After nearly a 75-minute closed-door meeting Tuesday, a panel of Charleston County Aviation Authority members voted to ask for a second appraisal of the 320-acre property along International Boulevard the authority recently agreed to sell to Boeing. Buy this photo

Boeing Co. apparently doesn’t like the appraised value of 320 acres it wants to buy at Charleston International Airport.

After nearly a 75-minute closed-door meeting Tuesday, a panel of Charleston County Aviation Authority members voted to ask for a second appraisal of the property along International Boulevard.

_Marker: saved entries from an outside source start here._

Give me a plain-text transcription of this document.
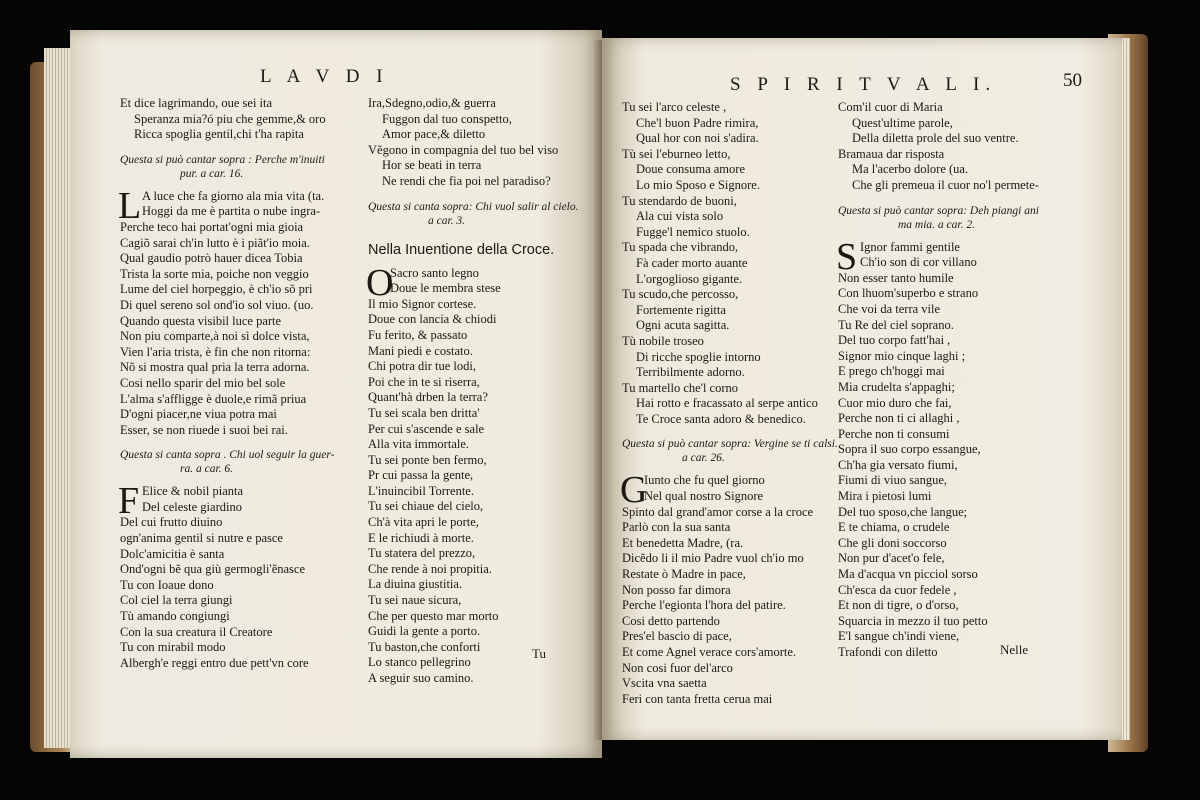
L A V D I
Et dice lagrimando, oue sei ita
Speranza mia?ó piu che gemme,& oro
Ricca spoglia gentil,chi t'ha rapita
Questa si può cantar sopra : Perche m'inuiti
pur. a car. 16.
L A luce che fa giorno ala mia vita (ta.
Hoggi da me è partita o nube ingra-
Perche teco hai portat'ogni mia gioia
Cagiõ sarai ch'in lutto è i piãt'io moia.
Qual gaudio potrò hauer dicea Tobia
Trista la sorte mia, poiche non veggio
Lume del ciel horpeggio, è ch'io sõ pri
Di quel sereno sol ond'io sol viuo. (uo.
Quando questa visibil luce parte
Non piu comparte,à noi sì dolce vista,
Vien l'aria trista, è fin che non ritorna:
Nõ si mostra qual pria la terra adorna.
Cosi nello sparir del mio bel sole
L'alma s'affligge è duole,e rimã priua
D'ogni piacer,ne viua potra mai
Esser, se non riuede i suoi bei rai.
Questa si canta sopra . Chi uol seguir la guer-
ra. a car. 6.
F Elice & nobil pianta
Del celeste giardino
Del cui frutto diuino
ogn'anima gentil si nutre e pasce
Dolc'amicitia è santa
Ond'ogni bẽ qua giù germogli'ẽnasce
Tu con Ioaue dono
Col ciel la terra giungi
Tù amando congiungi
Con la sua creatura il Creatore
Tu con mirabil modo
Albergh'e reggi entro due pett'vn core
Ira,Sdegno,odio,& guerra
Fuggon dal tuo conspetto,
Amor pace,& diletto
Vẽgono in compagnia del tuo bel viso
Hor se beati in terra
Ne rendi che fia poi nel paradiso?
Questa si canta sopra: Chi vuol salir al cielo.
a car. 3.
Nella Inuentione della Croce.
O
Sacro santo legno
Doue le membra stese
Il mio Signor cortese.
Doue con lancia & chiodi
Fu ferito, & passato
Mani piedi e costato.
Chi potra dir tue lodi,
Poi che in te si riserra,
Quant'hà drben la terra?
Tu sei scala ben dritta'
Per cui s'ascende e sale
Alla vita immortale.
Tu sei ponte ben fermo,
Pr cui passa la gente,
L'inuincibil Torrente.
Tu sei chiaue del cielo,
Ch'à vita apri le porte,
E le richiudi à morte.
Tu statera del prezzo,
Che rende à noi propitia.
La diuina giustitia.
Tu sei naue sicura,
Che per questo mar morto
Guidi la gente a porto.
Tu baston,che conforti
Lo stanco pellegrino
A seguir suo camino.
Tu
S P I R I T V A L I.	50
Tu sei l'arco celeste ,
Che'l buon Padre rimira,
Qual hor con noi s'adira.
Tù sei l'eburneo letto,
Doue consuma amore
Lo mio Sposo e Signore.
Tu stendardo de buoni,
Ala cui vista solo
Fugge'l nemico stuolo.
Tu spada che vibrando,
Fà cader morto auante
L'orgoglioso gigante.
Tu scudo,che percosso,
Fortemente rigitta
Ogni acuta sagitta.
Tù nobile troseo
Di ricche spoglie intorno
Terribilmente adorno.
Tu martello che'l corno
Hai rotto e fracassato al serpe antico
Te Croce santa adoro & benedico.
Questa si può cantar sopra: Vergine se ti calsi.
a car. 26.
G
Iunto che fu quel giorno
Nel qual nostro Signore
Spinto dal grand'amor corse a la croce
Parlò con la sua santa
Et benedetta Madre, (ra.
Dicẽdo li il mio Padre vuol ch'io mo
Restate ò Madre in pace,
Non posso far dimora
Perche l'egionta l'hora del patire.
Cosi detto partendo
Pres'el bascio di pace,
Et come Agnel verace cors'amorte.
Non cosi fuor del'arco
Vscita vna saetta
Feri con tanta fretta cerua mai
Com'il cuor di Maria
Quest'ultime parole,
Della diletta prole del suo ventre.
Bramaua dar risposta
Ma l'acerbo dolore (ua.
Che gli premeua il cuor no'l permete-
Questa si può cantar sopra: Deh piangi ani
ma mia. a car. 2.
S Ignor fammi gentile
Ch'io son di cor villano
Non esser tanto humile
Con lhuom'superbo e strano
Che voi da terra vile
Tu Re del ciel soprano.
Del tuo corpo fatt'hai ,
Signor mio cinque laghi ;
E prego ch'hoggi mai
Mia crudelta s'appaghi;
Cuor mio duro che fai,
Perche non ti ci allaghi ,
Perche non ti consumi
Sopra il suo corpo essangue,
Ch'ha gia versato fiumi,
Fiumi di viuo sangue,
Mira i pietosi lumi
Del tuo sposo,che langue;
E te chiama, o crudele
Che gli doni soccorso
Non pur d'acet'o fele,
Ma d'acqua vn picciol sorso
Ch'esca da cuor fedele ,
Et non di tigre, o d'orso,
Squarcia in mezzo il tuo petto
E'l sangue ch'indi viene,
Trafondi con diletto	Nelle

The meeting was called after Boeing delivered a letter to the airport’s land oversight committee. The contents of that letter were not disclosed, but the meeting came one week after the panel voted to recommend to the full airport board that it adopt the Aviation Authority’s appraised value of the land, rather than Boeing’s independent land-value assessment by an Atlanta firm.

No one is saying how far apart the two sides are, but the panel’s decision to ask for another appraisal suggests that Boeing is not happy with the price the airport is asking for the public property.

The committee’s decision follows “the next step laid out in the contract for a determination of fair market value,” according to panel member Ben Hagood, an attorney and former lawmaker. Hagood was acting as chairman of the land sale committee for former South Carolina congressman Tommy Hartnett, who was absent.

The decision does not preclude Boeing from seeking another appraisal of the land, Hagood said.

Boeing attorney Mark Fava was present, but he did not comment on the board’s decision.

Boeing also wants the right of first refusal on 488 acres straddling Michaux Parkway and bordered by Dorchester Road and the Air Force Base. Additionally, the Chicago-based aerospace giant wants an option to buy 265 acres under its existing airplane-making site. Those properties are not part of the current negotiations.

Boeing has not said what it intends to do with the property, but Fava said in December the land is for anticipated future growth and it does not buy land to “bank” it.

Boeing has agreed to buy the land. The two sides are now bickering over the price.